Monday, December 31, 2007

 

JSH: Necessity and discovery

There is a significance I think in my finding some of the most incredible relations in number theory as 2007 closes, as I hope at this point in time that 2008 will open a new and much better chapter on a saga that has tested my ability to answer denial with discovery, as I've been forced to find ways to get around the mathematical community's refusal to acknowledge my research.

Necessity has been the mother of discovery, and at this time I have to admit that I just sit and stare at the fundamental factoring relations almost in disbelief. So yes, it more and more feels worth it, as who knows? Would I have ever really put everything into the factoring problem if I didn't really, really, really need it?

But that is how history goes and I guess why it can be so strange. Now I know I had the ability to make these discoveries because I've made them, but if mathematicians had been an honest and dedicated crew that didn't turn to insults and questioning people's sanity, would I ever have reached my potential?

Regardless, the lost time still kind of bugs me. It has been over five years since I found a proof of Fermat's Last Theorem and the prime counting function, and a bit of time since I put up the prime gap equation. I could have been resting on my laurels years ago.

But in that time I thought out a way for Google to finally monetize YouTube and came up with DMESE, a way to allow people to make legal copies of their DVD's, among a few other things harder to explain in a quick sentence.

Still with all that I have accomplished it is sobering that there is that wait as I look to see if your community will try to do what it did for so many years before now.

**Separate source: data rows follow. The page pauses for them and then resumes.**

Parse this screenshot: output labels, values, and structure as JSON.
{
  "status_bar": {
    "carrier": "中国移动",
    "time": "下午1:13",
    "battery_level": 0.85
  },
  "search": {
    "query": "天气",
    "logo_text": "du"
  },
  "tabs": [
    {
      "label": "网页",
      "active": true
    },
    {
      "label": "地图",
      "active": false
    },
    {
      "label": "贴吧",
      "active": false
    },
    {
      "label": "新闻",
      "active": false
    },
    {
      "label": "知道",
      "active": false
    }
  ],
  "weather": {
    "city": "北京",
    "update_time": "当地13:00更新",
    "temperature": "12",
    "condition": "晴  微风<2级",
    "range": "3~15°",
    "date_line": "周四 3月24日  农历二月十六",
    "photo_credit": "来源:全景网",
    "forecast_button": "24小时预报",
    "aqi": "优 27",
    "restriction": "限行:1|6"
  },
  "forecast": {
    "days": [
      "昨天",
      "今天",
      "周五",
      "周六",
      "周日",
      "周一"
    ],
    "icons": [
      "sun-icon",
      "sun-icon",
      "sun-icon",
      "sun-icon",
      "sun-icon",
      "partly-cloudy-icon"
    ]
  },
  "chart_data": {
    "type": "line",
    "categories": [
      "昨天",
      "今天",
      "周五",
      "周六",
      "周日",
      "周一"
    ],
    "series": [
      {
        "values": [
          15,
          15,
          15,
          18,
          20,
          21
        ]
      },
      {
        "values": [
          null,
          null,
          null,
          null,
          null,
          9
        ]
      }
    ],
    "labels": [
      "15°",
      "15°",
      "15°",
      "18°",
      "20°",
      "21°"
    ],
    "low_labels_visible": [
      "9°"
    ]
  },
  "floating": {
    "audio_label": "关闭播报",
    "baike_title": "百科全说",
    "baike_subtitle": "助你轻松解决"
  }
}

Will denial continue? And can it still work with simple mathematics that could if not addressed open the door to all the world's secrets? Will governments continue to BELIEVE and use mathematical ideas that a smart kid and a desktop could now conceivably breach?

Is security really just about people believing it exists? Or will a practical solution force, finally the math community to tell the truth about my work?

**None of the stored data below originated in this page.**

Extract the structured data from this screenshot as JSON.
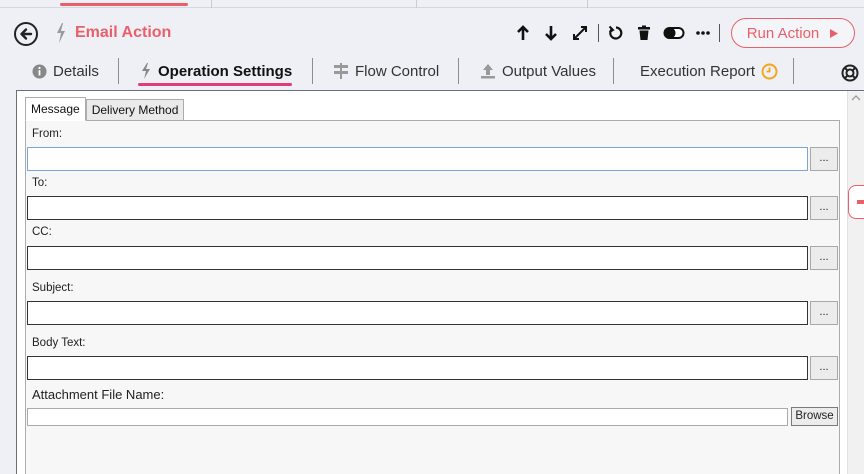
{
  "header": {
    "title": "Email Action",
    "run_label": "Run Action"
  },
  "nav": {
    "tabs": [
      {
        "label": "Details"
      },
      {
        "label": "Operation Settings"
      },
      {
        "label": "Flow Control"
      },
      {
        "label": "Output Values"
      },
      {
        "label": "Execution Report"
      }
    ]
  },
  "inner_tabs": [
    "Message",
    "Delivery Method"
  ],
  "form": {
    "from_label": "From:",
    "from_value": "",
    "to_label": "To:",
    "to_value": "",
    "cc_label": "CC:",
    "cc_value": "",
    "subject_label": "Subject:",
    "subject_value": "",
    "body_label": "Body Text:",
    "body_value": "",
    "attachment_label": "Attachment File Name:",
    "attachment_value": "",
    "ellipsis_label": "...",
    "browse_label": "Browse"
  },
  "colors": {
    "accent": "#e9606a",
    "active_underline": "#e23b7a",
    "clock": "#f3a51c"
  },
  "icons": [
    "back-arrow-icon",
    "bolt-icon",
    "arrow-up-icon",
    "arrow-down-icon",
    "expand-icon",
    "undo-icon",
    "trash-icon",
    "toggle-icon",
    "more-icon",
    "play-icon",
    "info-icon",
    "flow-icon",
    "upload-icon",
    "clock-icon",
    "help-ring-icon"
  ]
}
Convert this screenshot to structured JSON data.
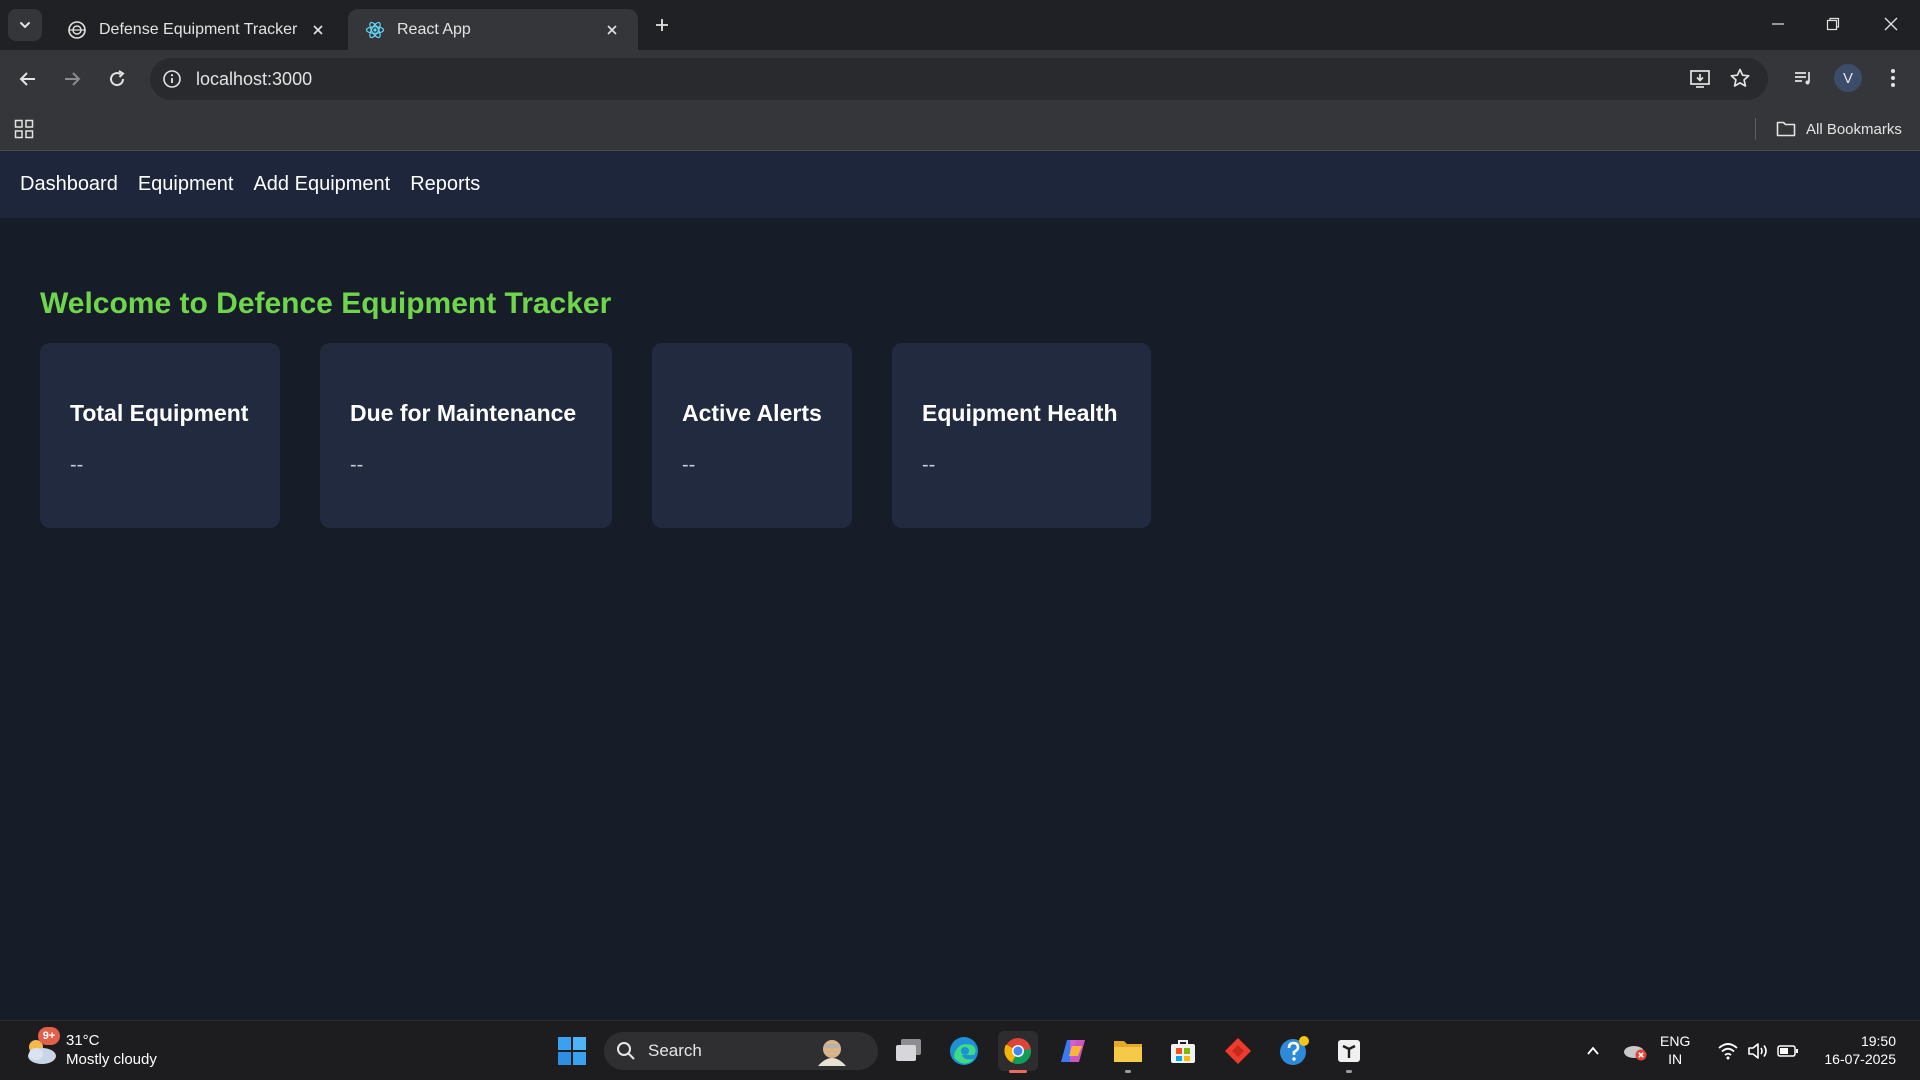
{
  "browser": {
    "tabs": [
      {
        "title": "Defense Equipment Tracker",
        "active": false
      },
      {
        "title": "React App",
        "active": true
      }
    ],
    "url": "localhost:3000",
    "profile_initial": "V",
    "bookmarks_label": "All Bookmarks"
  },
  "app": {
    "nav": [
      "Dashboard",
      "Equipment",
      "Add Equipment",
      "Reports"
    ],
    "welcome": "Welcome to Defence Equipment Tracker",
    "accent_color": "#6fd64c",
    "cards": [
      {
        "title": "Total Equipment",
        "value": "--"
      },
      {
        "title": "Due for Maintenance",
        "value": "--"
      },
      {
        "title": "Active Alerts",
        "value": "--"
      },
      {
        "title": "Equipment Health",
        "value": "--"
      }
    ]
  },
  "taskbar": {
    "weather": {
      "temp": "31°C",
      "condition": "Mostly cloudy",
      "badge": "9+"
    },
    "search_label": "Search",
    "lang": {
      "line1": "ENG",
      "line2": "IN"
    },
    "clock": {
      "time": "19:50",
      "date": "16-07-2025"
    }
  }
}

I am not very confident so I prepare for the worst and years of more wins for people who don't care at all about what is true. My faith in humanity is at a low.

So I prepare for the worst and if it happens what else could I do? I don't know. But I do know that it will change the world even more whatever it might be.

And maybe that's the point, as maybe that it is my true destiny, to be one of the most influential human beings ever—because people force me.

 

Fundamental factoring relations

Given

z^2 = y^2 + nT

where T is the target composite to be factored, n is some nonzero integer, and z and y are rational you can solve for z modulo any odd prime p coprime to 3, y, z and nT, with the following crucial congruences:

z = 2^{-1}(3k) mod p

and

k^2 = 2^{-1}(nT) mod p

And those are the fundamental factoring relations.

Those of you who are honest will, once you check and verify that they always work, as they do, that RSA encryption is over. But if you wish to lie to the world and deny that fact then I hope you are brave enough to handle the consequences that I now assure you will be there.
The reason this information makes RSA encryption obsolete is that you can just pick p to be some prime greater than sqrt(nT) and solve for y and z mod p, to solve for factors mod p, and get the smaller factor directly as a residue.

The necessity of shifting n if 2^{-1}(nT) mod p is not a quadratic residue should be fixable with more generalized equations.

Also, it seems to me that you can solve for y directly using -nT, as then you'd have

y^2 = z^2 + (-nT)

and why should the math care if you switch z out from those congruences with y? If so then you can use these congruences to solve for y and z without ever needing to solve a quadratic residue.